As an auntie jabbed her elbow deeper and deeper into the small of my back in an effort to propel me further into the mass of humanity waiting to enter the temple and the infant wedged into his mother’s arms next to me wailed his thousandth cry of protest, I wondered why I had let myself become convinced that visiting this shrine was a good thing to do on my only day off. My dear friend and colleague had been talking about this particular place for months and to her and many other Hindus, it was a religious site of especial importance. Nathdwara is the small dusty town in Rajasthan which boasts the Shrinathji Temple – an “infant” incarnation of Lord Krishna. The temple is an important place of pilgrimage and opens only a few times a day to allow devotees to flood in for a glimpse of the small, carved monolith before being whisked outside by the crowd.
Upon our arrival, we walked through countless streets with the feeling of a carnival that never really ends, with a plethora of street vendors selling deities and other religious objects, as well as countless fried foods – the purple glow of ube root looking even more attractive underneath the glisten of still-hot oil. As we walked into the temple area, I was not over-awed by my surroundings, but more by the sheer mass of people who quickly began to crowd, push, and inch their way towards the wrought-iron gates barring the way. In addition, the sheer mass of commercialism at this place was overpowering – infinite items were for sale as well as the “tour-guide” services of tiny, pushy temple boys – regardless of the fact that the temple consisted of one small room.
As the time went on and Shivani and I became more and more compressed in this writhing mob of women, we suddenly heard a bell ring – the men had been released. Kept in sex-specific areas, a huge flood of men suddenly leapt from an unseen holding zone – running, pushing, leaping to be at the front of the pack. The stream seemed to never end – sometimes trickling off, only to be continued by another fresh batch – all the while the women behind the bars of the temple, waiting their turn and growing impatient. I was near the front and the sheer force of an entire room of women leaning towards me was making me a little nervous for when the gates finally opened. Images of unfortunate souls who trip and fall during the Running of the Bulls came to mind. Soon, the women were angry. They were uncomfortable and crowded and tired of watching man after man have his fill of religious piety. Collective chanting and rattling of bars filled the room – the concentrated anger of Indian women deprived of their opportunity to worship. The male guards that stood on the other side began to look uneasy. The clamor escalated to deafening levels with female outcries intermingling with the unhappy howls of their children.

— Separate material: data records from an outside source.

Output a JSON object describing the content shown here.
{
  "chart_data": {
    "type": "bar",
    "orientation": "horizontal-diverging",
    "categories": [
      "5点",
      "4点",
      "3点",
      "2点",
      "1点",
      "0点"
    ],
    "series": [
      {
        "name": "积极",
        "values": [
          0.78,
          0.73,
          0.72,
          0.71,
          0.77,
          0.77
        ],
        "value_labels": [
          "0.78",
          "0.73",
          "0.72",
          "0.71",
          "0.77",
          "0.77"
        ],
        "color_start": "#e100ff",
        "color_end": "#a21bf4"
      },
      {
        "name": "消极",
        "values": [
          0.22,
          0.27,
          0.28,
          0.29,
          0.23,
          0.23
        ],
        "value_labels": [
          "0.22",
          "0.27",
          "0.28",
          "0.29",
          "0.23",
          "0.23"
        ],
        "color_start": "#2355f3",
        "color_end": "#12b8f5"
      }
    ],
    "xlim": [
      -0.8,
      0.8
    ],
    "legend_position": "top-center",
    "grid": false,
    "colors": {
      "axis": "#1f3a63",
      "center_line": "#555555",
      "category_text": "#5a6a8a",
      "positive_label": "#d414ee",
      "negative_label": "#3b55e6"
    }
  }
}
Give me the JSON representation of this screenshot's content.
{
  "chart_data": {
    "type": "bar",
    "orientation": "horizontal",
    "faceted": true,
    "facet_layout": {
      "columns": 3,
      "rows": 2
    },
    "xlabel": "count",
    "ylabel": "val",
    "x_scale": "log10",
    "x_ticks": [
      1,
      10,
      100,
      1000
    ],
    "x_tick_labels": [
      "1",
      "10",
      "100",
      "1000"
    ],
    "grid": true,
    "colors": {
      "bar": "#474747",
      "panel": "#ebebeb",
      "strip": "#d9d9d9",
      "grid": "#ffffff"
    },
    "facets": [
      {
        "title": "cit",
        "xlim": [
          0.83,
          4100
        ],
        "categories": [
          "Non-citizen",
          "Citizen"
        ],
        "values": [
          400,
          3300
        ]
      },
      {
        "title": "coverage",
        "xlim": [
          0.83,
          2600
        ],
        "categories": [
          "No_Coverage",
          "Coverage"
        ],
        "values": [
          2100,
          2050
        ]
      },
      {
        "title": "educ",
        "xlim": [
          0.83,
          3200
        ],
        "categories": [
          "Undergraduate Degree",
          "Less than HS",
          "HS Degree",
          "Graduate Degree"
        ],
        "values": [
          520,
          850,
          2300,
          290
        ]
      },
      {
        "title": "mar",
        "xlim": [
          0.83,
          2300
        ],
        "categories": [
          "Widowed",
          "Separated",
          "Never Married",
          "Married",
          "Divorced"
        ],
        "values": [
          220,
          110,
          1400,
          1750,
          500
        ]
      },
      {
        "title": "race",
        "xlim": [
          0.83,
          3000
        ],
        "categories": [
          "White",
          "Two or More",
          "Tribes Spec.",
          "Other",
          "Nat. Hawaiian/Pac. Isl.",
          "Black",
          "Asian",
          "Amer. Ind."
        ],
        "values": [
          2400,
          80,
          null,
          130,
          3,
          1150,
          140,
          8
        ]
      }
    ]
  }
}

Suddenly the gate opened and I was pushed with a human battering ram forward, forward, forward into the small room that housed the goal of many pilgrimages to this place. The small black carving of Krishna was visible, but barely, among the frantically worshipping crowds – desperate to have the time to say their prayers before being pushed out by the next wave of zealots. And then I was out – blinking confusedly in the bright sunlight, feeling slightly lonely without the constant pressure of many bangled, wrinkled arms pressing against me. And as I walked back into the town again, I had more questions than answers – as usually follows most experiences I have in India. Questions about the sanctity of religious worship when it becomes unrecognizably commercial, about the meaning of pilgrimage and what it meant for those worshipers who got only a few seconds in the presence of their god, and especially the powerful metaphor of that alive and shouting mass of women, kept locked behind a gate and guarded by men, while male devotees sprinted ahead and took the first spoils of religious fruit, while they shouted and shook the bars and demanded to be let loose.